Eating an anti-inflammatory diet, including lots of whole foods, fruit and vegetables, and cutting out processed food and alcohol, may help. There is some evidence that omega 3 and circumin supplements can help to relieve depressive symptoms.
Some people find that St John’s Wort relieves their symptoms, but you should consult your doctor before taking it, as it can interact with certain medications, including the contraceptive pill.
Research indicates that mindfulness meditation may be particularly helpful in preventing relapse. It’s thought that regular practise helps people to realise that their negative thought patterns are simply thoughts, rather than facts.
Try to stick to a regular daily routine. Get up and go to bed at the same time each day, cook and eat regular meals, and build in time for some light exercise, such as yoga, walking or swimming.
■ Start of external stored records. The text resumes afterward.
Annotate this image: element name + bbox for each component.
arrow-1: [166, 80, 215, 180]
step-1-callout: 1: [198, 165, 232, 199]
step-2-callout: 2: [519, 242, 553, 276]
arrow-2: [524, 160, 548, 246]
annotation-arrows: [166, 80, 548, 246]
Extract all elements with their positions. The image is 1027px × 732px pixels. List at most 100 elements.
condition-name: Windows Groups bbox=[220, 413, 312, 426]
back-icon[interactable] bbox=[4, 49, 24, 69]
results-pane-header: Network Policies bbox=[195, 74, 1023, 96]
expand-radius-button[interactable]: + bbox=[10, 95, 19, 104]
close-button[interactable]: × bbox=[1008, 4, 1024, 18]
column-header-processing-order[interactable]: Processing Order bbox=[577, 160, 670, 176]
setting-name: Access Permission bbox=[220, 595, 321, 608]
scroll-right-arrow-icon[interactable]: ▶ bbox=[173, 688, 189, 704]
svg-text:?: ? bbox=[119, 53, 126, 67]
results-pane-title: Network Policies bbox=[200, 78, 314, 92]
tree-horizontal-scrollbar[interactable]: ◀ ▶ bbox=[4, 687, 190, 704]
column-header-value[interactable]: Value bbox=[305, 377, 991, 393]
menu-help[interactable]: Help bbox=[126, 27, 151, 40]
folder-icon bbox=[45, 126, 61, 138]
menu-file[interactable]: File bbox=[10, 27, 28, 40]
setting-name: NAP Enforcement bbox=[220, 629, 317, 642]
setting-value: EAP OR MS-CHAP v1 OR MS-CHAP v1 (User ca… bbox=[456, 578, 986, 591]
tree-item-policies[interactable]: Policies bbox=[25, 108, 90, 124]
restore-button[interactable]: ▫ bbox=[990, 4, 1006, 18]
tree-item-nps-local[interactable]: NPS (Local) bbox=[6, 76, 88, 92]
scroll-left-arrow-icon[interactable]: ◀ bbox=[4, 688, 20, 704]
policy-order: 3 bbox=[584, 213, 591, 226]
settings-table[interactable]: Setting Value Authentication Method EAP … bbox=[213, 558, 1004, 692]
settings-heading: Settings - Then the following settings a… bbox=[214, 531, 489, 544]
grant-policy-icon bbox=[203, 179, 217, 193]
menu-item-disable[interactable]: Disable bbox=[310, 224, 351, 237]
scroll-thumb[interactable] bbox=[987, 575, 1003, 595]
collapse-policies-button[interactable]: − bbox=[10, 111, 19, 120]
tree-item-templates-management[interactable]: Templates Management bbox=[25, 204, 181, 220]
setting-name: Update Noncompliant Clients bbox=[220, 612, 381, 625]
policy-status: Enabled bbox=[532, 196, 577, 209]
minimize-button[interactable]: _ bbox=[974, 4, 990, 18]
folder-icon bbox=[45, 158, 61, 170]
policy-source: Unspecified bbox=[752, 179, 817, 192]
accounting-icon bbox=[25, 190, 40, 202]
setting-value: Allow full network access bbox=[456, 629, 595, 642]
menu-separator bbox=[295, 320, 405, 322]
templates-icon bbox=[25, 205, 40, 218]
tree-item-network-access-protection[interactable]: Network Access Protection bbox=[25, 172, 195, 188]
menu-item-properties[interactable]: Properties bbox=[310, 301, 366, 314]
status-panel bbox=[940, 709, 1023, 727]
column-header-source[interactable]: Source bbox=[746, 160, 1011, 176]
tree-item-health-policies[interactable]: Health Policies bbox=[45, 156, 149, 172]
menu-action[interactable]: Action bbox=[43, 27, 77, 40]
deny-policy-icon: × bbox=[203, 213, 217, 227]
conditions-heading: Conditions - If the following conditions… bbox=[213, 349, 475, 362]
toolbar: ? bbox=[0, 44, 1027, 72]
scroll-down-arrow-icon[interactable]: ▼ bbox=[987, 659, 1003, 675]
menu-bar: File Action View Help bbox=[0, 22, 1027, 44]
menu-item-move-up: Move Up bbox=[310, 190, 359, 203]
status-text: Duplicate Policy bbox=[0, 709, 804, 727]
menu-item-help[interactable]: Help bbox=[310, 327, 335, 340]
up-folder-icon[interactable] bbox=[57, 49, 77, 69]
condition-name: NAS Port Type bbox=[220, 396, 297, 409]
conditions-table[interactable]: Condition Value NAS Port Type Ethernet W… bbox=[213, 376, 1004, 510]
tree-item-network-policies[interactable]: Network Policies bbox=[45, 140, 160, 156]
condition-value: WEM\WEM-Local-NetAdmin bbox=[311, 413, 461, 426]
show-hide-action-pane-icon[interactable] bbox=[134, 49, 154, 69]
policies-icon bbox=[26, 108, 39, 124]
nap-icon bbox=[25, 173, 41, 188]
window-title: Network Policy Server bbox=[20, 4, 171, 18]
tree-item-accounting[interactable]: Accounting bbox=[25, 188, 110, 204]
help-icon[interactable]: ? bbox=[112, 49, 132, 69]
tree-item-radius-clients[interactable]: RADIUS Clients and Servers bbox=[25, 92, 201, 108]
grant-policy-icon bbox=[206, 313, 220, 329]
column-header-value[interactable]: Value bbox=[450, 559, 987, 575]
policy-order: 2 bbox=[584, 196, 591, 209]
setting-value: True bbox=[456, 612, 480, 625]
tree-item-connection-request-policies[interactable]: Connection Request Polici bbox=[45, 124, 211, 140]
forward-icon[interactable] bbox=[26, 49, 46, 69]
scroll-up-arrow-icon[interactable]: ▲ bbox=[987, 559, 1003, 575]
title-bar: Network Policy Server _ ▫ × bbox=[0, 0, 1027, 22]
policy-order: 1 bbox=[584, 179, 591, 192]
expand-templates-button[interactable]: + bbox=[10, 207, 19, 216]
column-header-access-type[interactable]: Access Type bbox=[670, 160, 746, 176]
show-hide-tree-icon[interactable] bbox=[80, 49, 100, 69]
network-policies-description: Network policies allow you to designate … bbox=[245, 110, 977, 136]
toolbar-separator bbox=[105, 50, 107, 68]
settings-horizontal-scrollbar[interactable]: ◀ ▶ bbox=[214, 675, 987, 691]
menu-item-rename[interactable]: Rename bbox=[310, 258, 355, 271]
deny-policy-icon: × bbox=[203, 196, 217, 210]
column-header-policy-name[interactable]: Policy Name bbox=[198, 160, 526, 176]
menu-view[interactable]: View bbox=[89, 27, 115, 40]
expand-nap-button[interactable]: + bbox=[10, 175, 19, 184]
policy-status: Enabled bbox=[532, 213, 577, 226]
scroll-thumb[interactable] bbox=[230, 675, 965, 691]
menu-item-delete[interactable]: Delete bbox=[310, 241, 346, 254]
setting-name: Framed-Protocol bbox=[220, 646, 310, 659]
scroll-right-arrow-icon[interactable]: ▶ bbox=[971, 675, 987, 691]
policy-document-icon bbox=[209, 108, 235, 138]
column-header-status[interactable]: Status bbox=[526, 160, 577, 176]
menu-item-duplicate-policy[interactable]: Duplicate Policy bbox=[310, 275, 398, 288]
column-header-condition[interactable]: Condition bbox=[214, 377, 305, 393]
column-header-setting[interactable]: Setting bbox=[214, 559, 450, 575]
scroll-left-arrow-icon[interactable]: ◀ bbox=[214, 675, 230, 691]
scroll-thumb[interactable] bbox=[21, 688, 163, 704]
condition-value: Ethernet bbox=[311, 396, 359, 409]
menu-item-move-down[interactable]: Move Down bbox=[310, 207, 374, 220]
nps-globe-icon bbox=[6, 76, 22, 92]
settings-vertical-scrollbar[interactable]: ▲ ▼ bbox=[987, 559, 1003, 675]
Research has found that short periods of exposure to cold water can alleviate depressive symptoms. Cold water ‘hydrotherapy’ increases blood flow to the brain, activates the sympathetic nervous system and helps to calm systemic inflammation. Experts believe that a mechanism similar to electroconvulsive therapy (ECT) may be at work, too – the skin has many more receptors for cold temperatures than warm, so immersion in cold water delivers an “overwhelming” number of electrical impulses to the brain. The treatment also seems to improve symptoms of anxiety.
Some people prone to depression enjoy open water swimming, but even a 30 second shower can help. If you can’t face plunging straight in, gradually reduce the heat from a comfortable temperature down to 20°C, sustaining this temperature for between 30 seconds and 3 minutes.